Despite evidence from the Central Statistics Office (CSO) that suggests a sharp fall in exports this year, Enterprise Ireland (EI) chief executive Frank Ryan said yesterday that indigenous industry in recent years reversed its export declines and this year could outperform the overall export growth rate in the Irish economy.

Speaking at an EI and Investnet Informatics Technology Commercialisation Showcase at the RDS yesterday, Ryan said indigenous industry is positioned for strong growth this year.

He said exports in 2004 were up 5.8pc from 0.81pc in 2003. “The good news is that for the past six months this growth rate is continuing to hold.

“The CSO in August had a lot to say – particularly that gross domestic product was 2.4pc in the first quarter of this year. Indigenous industry, however, will outperform that growth rate in the Irish economy,” Ryan told the assembly of academics, start-ups companies and financiers.

Focusing on high-potential start-ups and the need to enable third-level institutions to turn research into high-revenue businesses across a variety of sectors, Ryan said EI has supported more than 500 start-up companies over the past five years. “Between them, these companies employ 7,000 people and have revenues of €1.2bn a year. Today Ireland and Israel are considered the best in the world at starting up companies and I foresee that continuing going forward. There is an increasing stream of high-potential companies emerging from the universities. “We are unashamedly in the commercialisation business,” he told his audience.
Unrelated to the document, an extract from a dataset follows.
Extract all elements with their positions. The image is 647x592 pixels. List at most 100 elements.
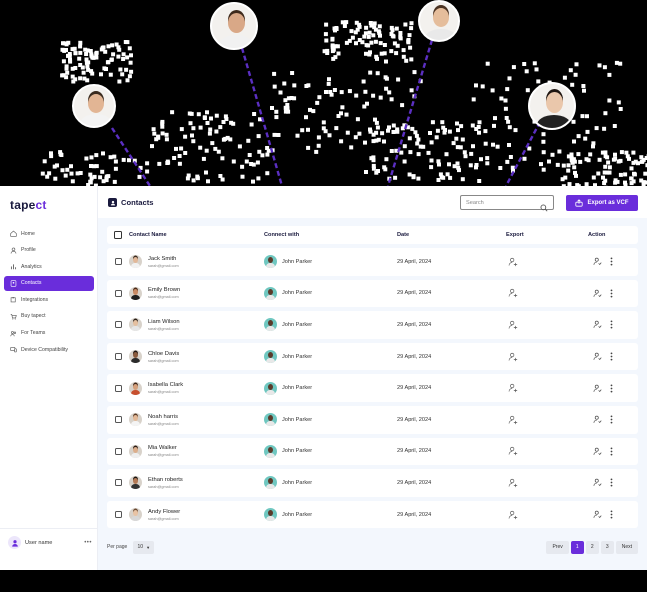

Ryan said in 2004, more than €80m in financial support was given to indigenous companies. “Over the next five years we will see €400m invested. Looking back on 2004, some 50pc of that funding went into in-company research. Some €15m of that went into third-level research that provided commercialisation results.

Ryan said his strategic plan is to see indigenous companies spend €100k per annum on research and development (R&D) and an increase in the number of SMEs deriving revenues in excess of €2m a year.

“Things don’t happen overnight and we need to re-hone and re-focus our R&D investment programme. On average it takes two to three years for research to be conclusive. We need to establish a pipeline of leading research that can be commercialised over the next few years. Technologies don’t make things happen, people do,” Ryan said.